Banyak sekali orang yang bertanya, “Bagaimana ya, caranya jualan? atau Bagaimana ya, cara meningkatkan penjualan?” Pertanyaan semacam itu akan terus muncul jika suatu perusahaan tidak mampu membuat sistemasi bisnis sejak awal, peluang untuk meraih keberhasilan jangka panjang menjadi terabaikan.

Nah, sebuah perusahaan harus mempunyai solusi atau rencana yang tepat untuk membuat bisnis terus berkembang, salah satunya adalah dengan cara mensistemasi Marketing dan Selling Departement Anda.

Mungkin, bagi sebagian pengusaha yang namanya sistem itu seringkali dianggap sebagai suatu aktifitas yang buang-buang waktu. Misalnya, kalau saya mau mensistemasi bisnis itu rasanya berat banget, karena bisa jadi tidak tahu caranya atau tidak memahami pentingnya sistemasi bisnis. Walhasil, bisnis berjalan begitu-begitu saja.

Dalam bisnis, Ada empat hal yang wajib Anda sistemasi, yakni: 1# Mensistemasi Keuangan, 2# Mensistemasi Marketing, 3# Mensistemasi Operasional, 4# Mensistemasi Training dan rekrutmen.

Empat poin tersebut kalau disistemasi dengan bagus, maka bisnis bisa berjalan tanpa Anda. So, buat Anda yang ingin punya sistem kelas dunia, saya akan share point penting tentang sistemasi di bagian SALES & MARKETING.

1# Sistemasi Pendekatan Kepada Customer

Langkah pertama untuk mensistemasi divisi marketing adalah Anda harus mensistemasi model pendekatan kepada customer. Ada bisnis-bisnis yang cara mendekati customernya itu bisa dengan cara informal. Ada pula bisnis-bisnis untuk mendekati customer harus dengan cara yang sangat formal.

Nah, bisnis Anda modelnya itu seperti apa?

Kalau bisnisnya adalah perbankan, bisa jadi pendekatanya harus semi-semi formal, kalau Anda di bisnis perhotelan itu harus sangat formal, sedangkan kalau Anda di bisnis multifinance, menjual motor bekas, atau Agribisnis, kemudian pendekatanya itu terlalu formal, maka bisa jadi Anda akan ditinggalkan customer. So, ada beberapa bisnis yang pendekatanya tidak boleh terlalu formal.

Jadi, dalam bisnis bagaimana cara Anda melakukan standar pendekatan kepada customer. Ini artinya Anda juga harus mengerti; siapa customer Anda, apa yang mereka beli, dan apa harapan customer.

2# Sistemasi Waktu Follow -Up

Biasanya kalau Anda punya marketing Anda langsung suruh jualan, lalu kemudian difollow-up sesuka hati sales atau orang marketing Anda. Dalam hal ini, saya tidak pisahkan antara marketing dan selling karena banyak orang yang kecampur-campur. Pada dasarnya marketing adalah bagaimana caranya mendatangkan prospek. Kalau sales adalah bagaimana caranya membuat prospek menjadi customer.

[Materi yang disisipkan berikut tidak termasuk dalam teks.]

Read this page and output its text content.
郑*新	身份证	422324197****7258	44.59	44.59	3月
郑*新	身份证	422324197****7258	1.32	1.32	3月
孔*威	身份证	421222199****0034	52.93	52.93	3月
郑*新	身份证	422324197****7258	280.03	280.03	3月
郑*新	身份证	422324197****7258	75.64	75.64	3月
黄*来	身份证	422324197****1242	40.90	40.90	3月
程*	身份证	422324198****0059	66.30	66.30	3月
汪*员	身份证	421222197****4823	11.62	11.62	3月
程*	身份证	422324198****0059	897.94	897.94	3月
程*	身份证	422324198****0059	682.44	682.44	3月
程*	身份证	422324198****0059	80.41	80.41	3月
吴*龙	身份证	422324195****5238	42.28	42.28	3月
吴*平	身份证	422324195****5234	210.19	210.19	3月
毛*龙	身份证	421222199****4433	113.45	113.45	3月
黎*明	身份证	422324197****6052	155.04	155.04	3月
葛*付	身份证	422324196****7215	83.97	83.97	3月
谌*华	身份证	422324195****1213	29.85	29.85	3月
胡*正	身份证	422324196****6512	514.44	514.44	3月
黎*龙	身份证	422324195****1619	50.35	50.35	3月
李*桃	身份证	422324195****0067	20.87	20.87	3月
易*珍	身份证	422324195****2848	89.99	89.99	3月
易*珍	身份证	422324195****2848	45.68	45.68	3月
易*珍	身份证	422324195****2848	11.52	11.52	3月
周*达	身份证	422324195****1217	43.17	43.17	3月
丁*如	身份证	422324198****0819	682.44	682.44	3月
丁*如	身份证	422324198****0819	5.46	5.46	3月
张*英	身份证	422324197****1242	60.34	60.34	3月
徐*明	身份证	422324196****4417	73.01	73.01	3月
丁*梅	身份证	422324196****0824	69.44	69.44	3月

Jadi, sistem yang kedua yang harus Anda buat adalah membuat follow-up itu distandarkan pada waktunya. Bukan berapa lama harus difollow-up, tapi kapan sebaiknya Anda melakukan follow-up kepada customer.

Ada satu cerita menarik di sebuah perusahaan di bagian collector; menagih customer. Ketika mereka melakukan penagihan di siang hari, ternyata tidak pernah efektif. Kenapa? Karena orang yang bekerja, di siang hari tidak ada di rumah.

Sementara pada saat melakukan kredit, tanda tanganya dengan memberikan alamat rumah, bukan alamat kantor. Jadi, ketika difollow-up di rumah, orang itu tidak ada di tempat. Namun, ketika metodenya dirubah; jamnya lebih pagi, followup-nya di waktu kantor atau jam kerja, maka follow-up menjadi lebih efektif.

So, yang pertama tadi adalah Anda harus menstandarkan cara pendekatan kepada konsumen. Dan yang kedua adalah Anda harus menstandarkan waktu dan timing, Anda harus melakukan follow up itu kapan?

3# Sistemasi Untuk Menyiapkan Customer yang Belum Siap Membeli

Apa yang harus dilakukan untuk orang yang belum siap membeli. Jadi, orang yang jualan tidak selalu datang, kemudian langsung prospek. Belum tentu. Betul?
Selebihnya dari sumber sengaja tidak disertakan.